Market analysts are becoming increasingly concerned about current levels of margin debt, the Wall Street Journal reports. These loans that use stocks as collateral tend to accelerate market downturns, since borrowers typically are forced to sell when share prices fall. In the U.S., margin debt is at more than three times the level recorded before the 2008 financial crisis began, and is even greater than its peak in 2000 before the dotcom crash, according to research released last week from the Bank for International Settlements (BIS), the Journal indicates.
The S&P 500 Index (SPX) has risen from its low of 667 on March 9, 2009 to just shy of 2,500 at Monday's open, a stunning increase of 275%. The Dow Jones Industrial Average (DJIA) has advanced an equally breathtaking 246% from its low of 6,443 on March 6, 2009 to Monday's opening value of 22,320.
Rising Tide of Debt
The value of margin debt relative to total stock market capitalization in the U.S. has been fairly constant at about 2.12% during the last four years, per BIS data cited by the Journal. The BIS is a financial institution based in Switzerland, promoting cooperation among central banks around the globe, and often described as the central bank for central banks.

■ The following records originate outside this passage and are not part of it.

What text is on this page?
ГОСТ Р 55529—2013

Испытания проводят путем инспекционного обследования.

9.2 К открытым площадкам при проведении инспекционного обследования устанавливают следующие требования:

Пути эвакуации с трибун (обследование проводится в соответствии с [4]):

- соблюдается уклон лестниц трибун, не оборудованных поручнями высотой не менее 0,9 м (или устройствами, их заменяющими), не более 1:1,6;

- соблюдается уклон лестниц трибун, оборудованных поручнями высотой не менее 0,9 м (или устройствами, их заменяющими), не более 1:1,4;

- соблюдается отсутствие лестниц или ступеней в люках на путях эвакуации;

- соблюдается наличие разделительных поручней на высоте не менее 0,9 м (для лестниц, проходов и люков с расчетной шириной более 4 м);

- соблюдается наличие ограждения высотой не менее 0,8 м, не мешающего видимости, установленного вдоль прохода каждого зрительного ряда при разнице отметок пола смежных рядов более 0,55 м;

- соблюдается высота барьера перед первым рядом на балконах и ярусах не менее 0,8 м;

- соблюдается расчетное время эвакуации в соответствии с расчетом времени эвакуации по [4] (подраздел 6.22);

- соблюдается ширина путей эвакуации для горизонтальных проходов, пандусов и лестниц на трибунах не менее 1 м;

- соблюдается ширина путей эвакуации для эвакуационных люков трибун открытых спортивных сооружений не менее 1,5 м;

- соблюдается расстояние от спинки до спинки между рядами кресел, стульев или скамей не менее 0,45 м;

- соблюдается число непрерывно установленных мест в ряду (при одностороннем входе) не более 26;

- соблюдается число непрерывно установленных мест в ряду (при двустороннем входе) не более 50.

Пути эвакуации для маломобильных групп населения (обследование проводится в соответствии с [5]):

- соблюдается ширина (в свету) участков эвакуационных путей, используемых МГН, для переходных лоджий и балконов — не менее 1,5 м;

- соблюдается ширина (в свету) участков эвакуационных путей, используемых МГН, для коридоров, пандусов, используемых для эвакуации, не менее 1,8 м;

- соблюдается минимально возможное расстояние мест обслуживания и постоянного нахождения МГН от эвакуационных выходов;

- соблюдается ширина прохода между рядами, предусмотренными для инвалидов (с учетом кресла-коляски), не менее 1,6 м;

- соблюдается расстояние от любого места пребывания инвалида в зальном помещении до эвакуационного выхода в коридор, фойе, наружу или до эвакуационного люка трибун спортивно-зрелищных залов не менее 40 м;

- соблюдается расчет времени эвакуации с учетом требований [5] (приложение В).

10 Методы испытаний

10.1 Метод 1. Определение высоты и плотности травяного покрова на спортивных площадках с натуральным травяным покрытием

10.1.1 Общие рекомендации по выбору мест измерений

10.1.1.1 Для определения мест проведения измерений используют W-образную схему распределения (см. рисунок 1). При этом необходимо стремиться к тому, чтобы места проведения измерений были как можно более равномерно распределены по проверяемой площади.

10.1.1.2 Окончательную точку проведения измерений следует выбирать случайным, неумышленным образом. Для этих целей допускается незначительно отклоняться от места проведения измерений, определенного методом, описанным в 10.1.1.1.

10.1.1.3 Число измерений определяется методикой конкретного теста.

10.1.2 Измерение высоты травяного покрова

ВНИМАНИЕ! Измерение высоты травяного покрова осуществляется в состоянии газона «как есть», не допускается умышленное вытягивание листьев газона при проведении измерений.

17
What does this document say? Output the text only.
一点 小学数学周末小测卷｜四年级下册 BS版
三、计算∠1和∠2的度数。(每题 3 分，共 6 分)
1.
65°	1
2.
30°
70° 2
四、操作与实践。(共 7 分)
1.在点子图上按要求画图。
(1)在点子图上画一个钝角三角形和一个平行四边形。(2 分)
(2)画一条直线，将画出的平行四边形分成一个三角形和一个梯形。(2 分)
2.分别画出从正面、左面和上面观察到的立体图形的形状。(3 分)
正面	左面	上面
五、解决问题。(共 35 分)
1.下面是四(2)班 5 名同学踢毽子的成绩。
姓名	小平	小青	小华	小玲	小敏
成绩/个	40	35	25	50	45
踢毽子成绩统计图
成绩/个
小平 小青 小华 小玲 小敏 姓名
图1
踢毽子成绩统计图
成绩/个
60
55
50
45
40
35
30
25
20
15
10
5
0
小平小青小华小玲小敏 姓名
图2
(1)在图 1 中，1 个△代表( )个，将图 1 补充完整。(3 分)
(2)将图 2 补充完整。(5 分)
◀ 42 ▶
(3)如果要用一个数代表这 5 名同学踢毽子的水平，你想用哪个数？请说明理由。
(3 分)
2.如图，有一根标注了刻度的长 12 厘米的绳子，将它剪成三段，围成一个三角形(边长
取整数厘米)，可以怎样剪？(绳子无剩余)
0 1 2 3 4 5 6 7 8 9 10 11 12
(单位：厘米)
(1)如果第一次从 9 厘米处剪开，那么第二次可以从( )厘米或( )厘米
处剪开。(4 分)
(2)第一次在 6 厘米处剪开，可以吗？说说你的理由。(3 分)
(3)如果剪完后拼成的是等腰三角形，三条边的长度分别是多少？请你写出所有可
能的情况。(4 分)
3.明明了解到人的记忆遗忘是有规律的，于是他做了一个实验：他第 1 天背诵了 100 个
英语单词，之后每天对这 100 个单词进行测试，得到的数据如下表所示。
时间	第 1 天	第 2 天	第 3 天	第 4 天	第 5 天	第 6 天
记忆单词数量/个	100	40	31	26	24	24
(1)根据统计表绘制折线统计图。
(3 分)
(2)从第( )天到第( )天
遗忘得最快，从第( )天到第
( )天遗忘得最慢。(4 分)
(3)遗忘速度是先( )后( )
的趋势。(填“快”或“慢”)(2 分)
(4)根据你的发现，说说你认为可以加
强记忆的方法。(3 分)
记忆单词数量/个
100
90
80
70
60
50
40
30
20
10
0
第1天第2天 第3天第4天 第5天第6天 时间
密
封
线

However, the recent stability in this ratio can be deceptive. The absolute value of margin debt carried by investors in the U.S. has risen sharply over the past six years, from $8 billion in November 2011 to $256 billion in July 2017, according to the same sources. Soaring share prices have kept the ratio down, masking the explosion of lending. By contrast, the peak before the financial crisis of 2008 was $79 billion in June 2007. During the dotcom bubble, margin debt topped out at $214 billion in March 2000.

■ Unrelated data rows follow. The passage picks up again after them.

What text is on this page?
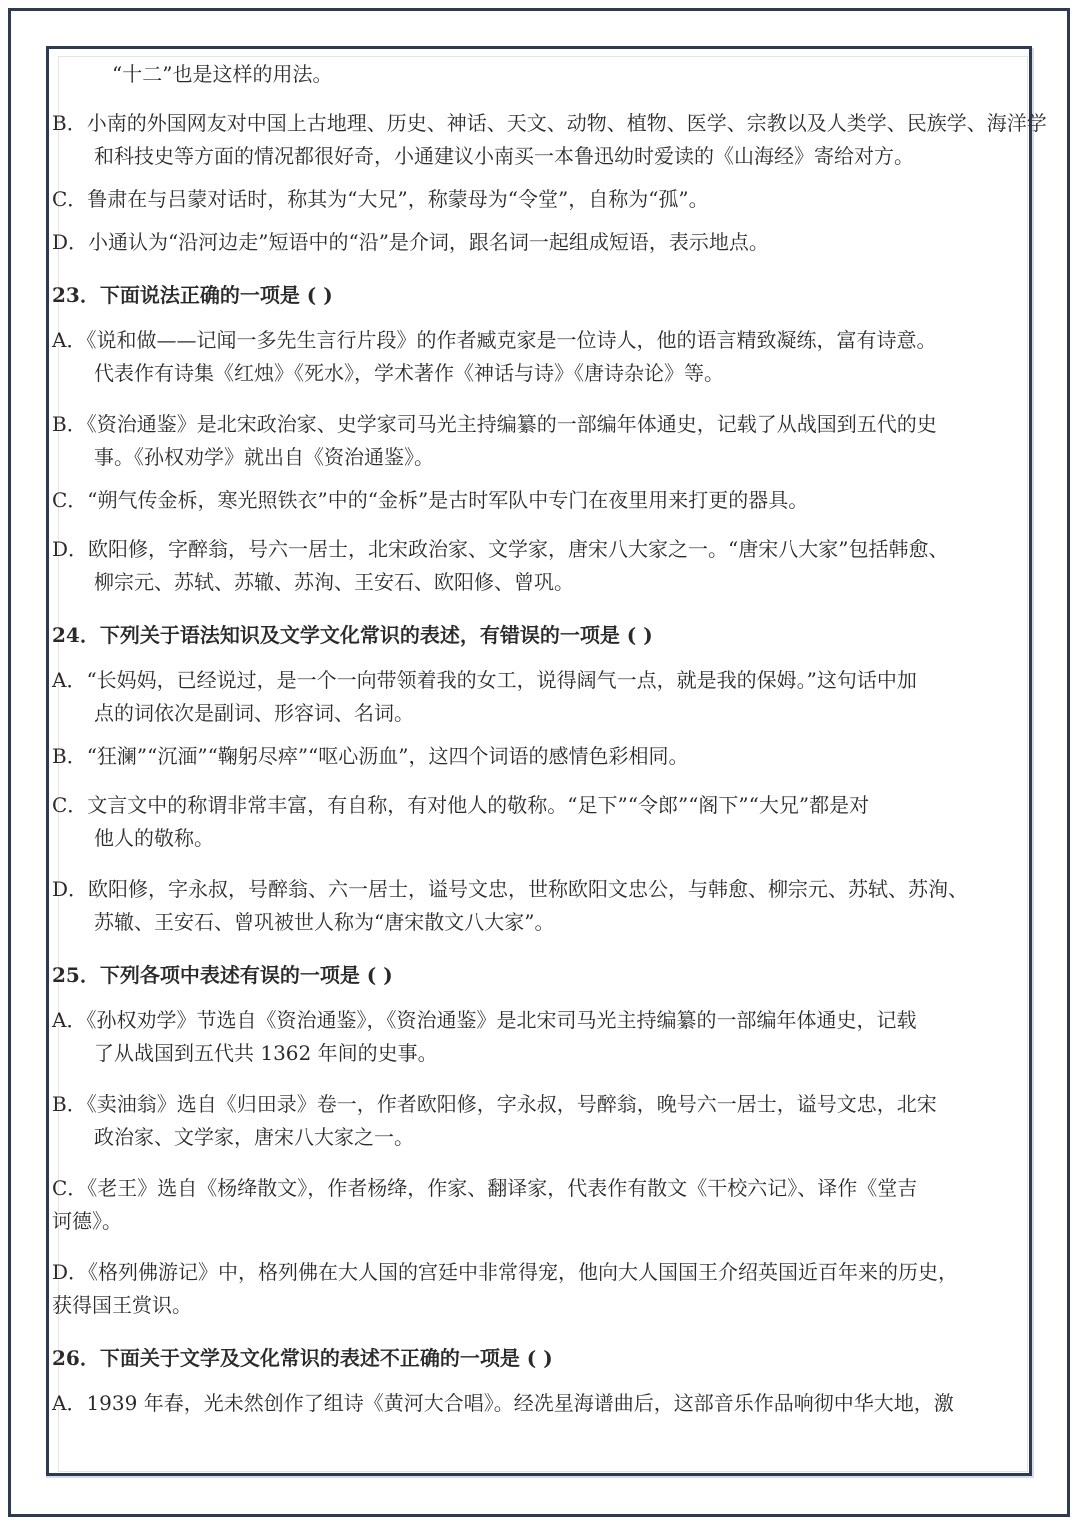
“十二”也是这样的用法。
B．小南的外国网友对中国上古地理、历史、神话、天文、动物、植物、医学、宗教以及人类学、民族学、海洋学
和科技史等方面的情况都很好奇，小通建议小南买一本鲁迅幼时爱读的《山海经》寄给对方。
C．鲁肃在与吕蒙对话时，称其为“大兄”，称蒙母为“令堂”，自称为“孤”。
D．小通认为“沿河边走”短语中的“沿”是介词，跟名词一起组成短语，表示地点。
23．下面说法正确的一项是 ( )
A．《说和做——记闻一多先生言行片段》的作者臧克家是一位诗人，他的语言精致凝练，富有诗意。
代表作有诗集《红烛》《死水》，学术著作《神话与诗》《唐诗杂论》等。
B．《资治通鉴》是北宋政治家、史学家司马光主持编纂的一部编年体通史，记载了从战国到五代的史
事。《孙权劝学》就出自《资治通鉴》。
C．“朔气传金柝，寒光照铁衣”中的“金柝”是古时军队中专门在夜里用来打更的器具。
D．欧阳修，字醉翁，号六一居士，北宋政治家、文学家，唐宋八大家之一。“唐宋八大家”包括韩愈、
柳宗元、苏轼、苏辙、苏洵、王安石、欧阳修、曾巩。
24．下列关于语法知识及文学文化常识的表述，有错误的一项是 ( )
A．“长妈妈，已经说过，是一个一向带领着我的女工，说得阔气一点，就是我的保姆。”这句话中加
点的词依次是副词、形容词、名词。
B．“狂澜”“沉湎”“鞠躬尽瘁”“呕心沥血”，这四个词语的感情色彩相同。
C．文言文中的称谓非常丰富，有自称，有对他人的敬称。“足下”“令郎”“阁下”“大兄”都是对
他人的敬称。
D．欧阳修，字永叔，号醉翁、六一居士，谥号文忠，世称欧阳文忠公，与韩愈、柳宗元、苏轼、苏洵、
苏辙、王安石、曾巩被世人称为“唐宋散文八大家”。
25．下列各项中表述有误的一项是 ( )
A．《孙权劝学》节选自《资治通鉴》，《资治通鉴》是北宋司马光主持编纂的一部编年体通史，记载
了从战国到五代共 1362 年间的史事。
B．《卖油翁》选自《归田录》卷一，作者欧阳修，字永叔，号醉翁，晚号六一居士，谥号文忠，北宋
政治家、文学家，唐宋八大家之一。
C．《老王》选自《杨绛散文》，作者杨绛，作家、翻译家，代表作有散文《干校六记》、译作《堂吉
诃德》。
D．《格列佛游记》中，格列佛在大人国的宫廷中非常得宠，他向大人国国王介绍英国近百年来的历史，
获得国王赏识。
26．下面关于文学及文化常识的表述不正确的一项是 ( )
A．1939 年春，光未然创作了组诗《黄河大合唱》。经冼星海谱曲后，这部音乐作品响彻中华大地，激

Additionally, the current value of the ratio is above its previous high of 2.05% recorded during the dotcom bubble. This is yet another indicator of unduly frothy markets to bearish analysts. (For more, see also: Stocks Face "Nasty Shock" From Fed-Created Bubble.)
When the price of shares securing a margin loan drops, that may precipitate a margin call. This is a demand for the deposit of additional securities or cash, to bring the value of the collateral up to the required percentage of the loan amount. Frequently, a margin call forces a highly leveraged investor to sell the shares acquired with the loan.
In a general market pullback that sparks widespread margin selling, further downward pressure is exerted on share prices. This creates a vicious circle that magnifies the market decline. Meanwhile, historically high levels of indebtedness in general, not just margin loans, are major concerns for several bearish market gurus. (For more, see also: Bear Market Ahead: What 5 Big Investors Forecast.)
In October 2007, the S&P 500 reached a value of 1,565 and the Dow 30 hit 14,918. From these pre-crisis highs, both of these indices shed 57% on the way down to their lows in March 2009. Another worrisome fact to ponder, per the IBS data presented by the Journal: the markets tumbled in 2008 and 2009 despite the fact that the sum of free credit balances in margin accounts and credit balances in cash accounts exceeded the value of margin loans during this period, meaning that there was no net margin indebtedness hanging over the markets at that time. Today's situation is all the more precarious, with the major market indices at all-time highs, and propped up by highly-levered investors.